また、東京電力ホールディングス(HD)と関西電力は、8月から生成AIの試行運用を開始。東京電力HDでは、文案生成やマニュアル・ガイド類の検索、社内制度の問い合わせ対応などの活用からスタートし、今後はより幅広い業務への導入を検討するといいます。
他の大手電力会社も「ChatGPTなどの生成AIには事務作業を抜本的に変え、大幅に効率化する力がある」と期待を寄せており、「情報漏えいや著作権侵害などのリスクを十分に検討した上で業務適用を開始したい」と、導入への準備を進めています。

また、一歩進んだ生成AIの活用例として、NTT系新電力のエネットは、年々複雑化する電気事業に関する制度改正の内容を、生成AIを使って整理し電力業界に与える影響を分析・評価するための実証実験を開始しています。

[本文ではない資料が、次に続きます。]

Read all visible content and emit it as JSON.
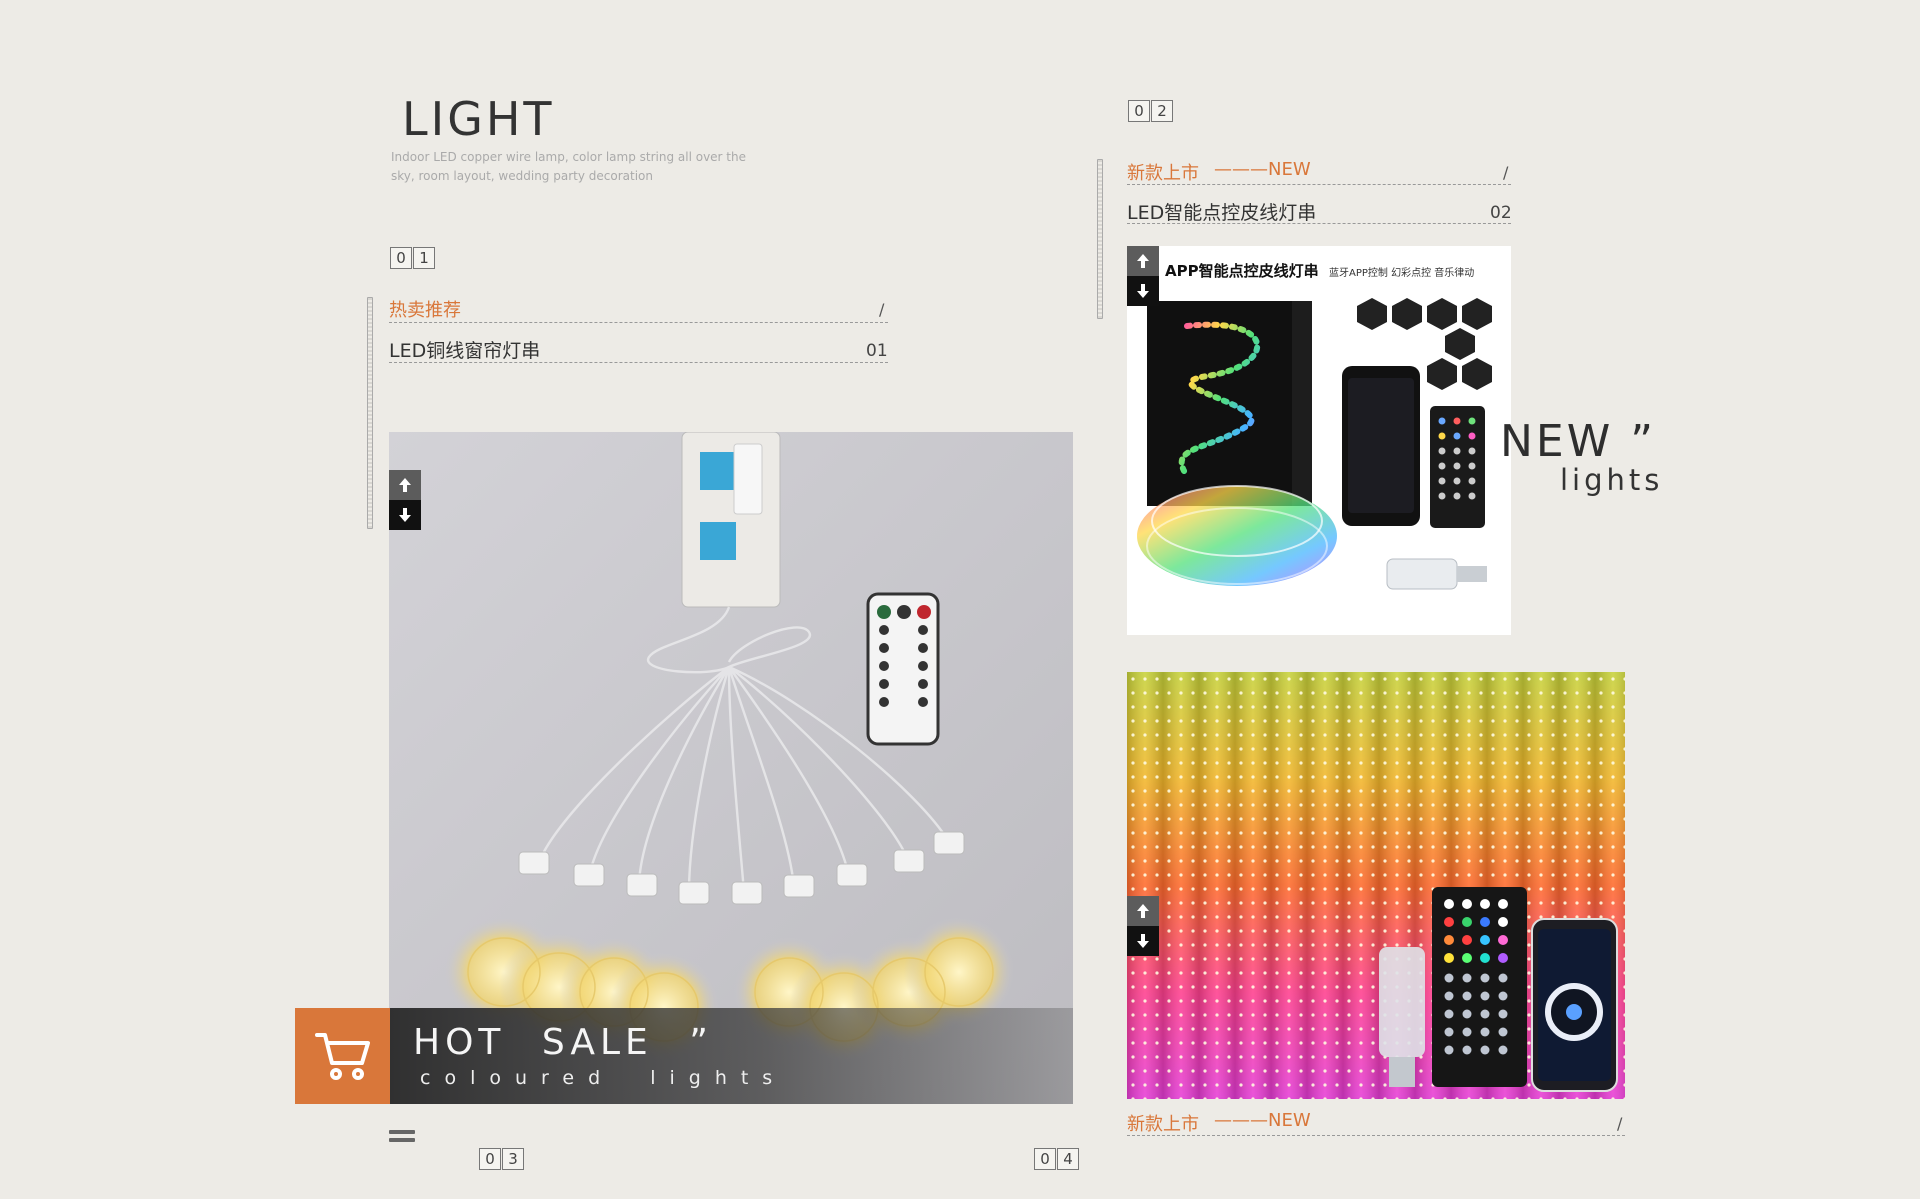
{
  "header": {
    "title": "LIGHT",
    "subtitle": "Indoor LED copper wire lamp, color lamp string all over the sky, room layout, wedding party decoration"
  },
  "section1": {
    "number": [
      "0",
      "1"
    ],
    "category": "热卖推荐",
    "slash": "/",
    "product": "LED铜线窗帘灯串",
    "product_num": "01"
  },
  "section2": {
    "number": [
      "0",
      "2"
    ],
    "category": "新款上市",
    "category_tag": "———NEW",
    "slash": "/",
    "product": "LED智能点控皮线灯串",
    "product_num": "02",
    "image_caption_title": "APP智能点控皮线灯串",
    "image_caption_sub": "蓝牙APP控制 幻彩点控 音乐律动"
  },
  "new_badge": {
    "title": "NEW ”",
    "subtitle": "lights"
  },
  "hot_sale": {
    "title": "HOT SALE ”",
    "subtitle": "coloured lights"
  },
  "section3": {
    "number": [
      "0",
      "3"
    ]
  },
  "section4": {
    "number": [
      "0",
      "4"
    ],
    "category": "新款上市",
    "category_tag": "———NEW",
    "slash": "/"
  },
  "colors": {
    "accent": "#d9773a",
    "background": "#edebe6",
    "text": "#333333"
  },
  "icons": {
    "up": "arrow-up-icon",
    "down": "arrow-down-icon",
    "cart": "shopping-cart-icon",
    "menu": "menu-icon"
  }
}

近年、電力業界では燃料価格の高騰や再生可能エネルギーの利用加速といった課題も加わって政策や制度の改正が多く、論点も多岐にわたるため、その内容を把握するのが容易ではありません。そこで同社では、生成AIを活用して改正内容を要約し、影響を正確かつ迅速に把握することで自社のビジネスに役立てるとともに、顧客への情報提供にも活用したいとしています。

これまで、人がやらなければならなかったことを、AIが高精度に代行してくれることで、こうした新しいサービスが次々と誕生し、働き方や社会、そして日々の生活も大きく変わっていくことでしょう。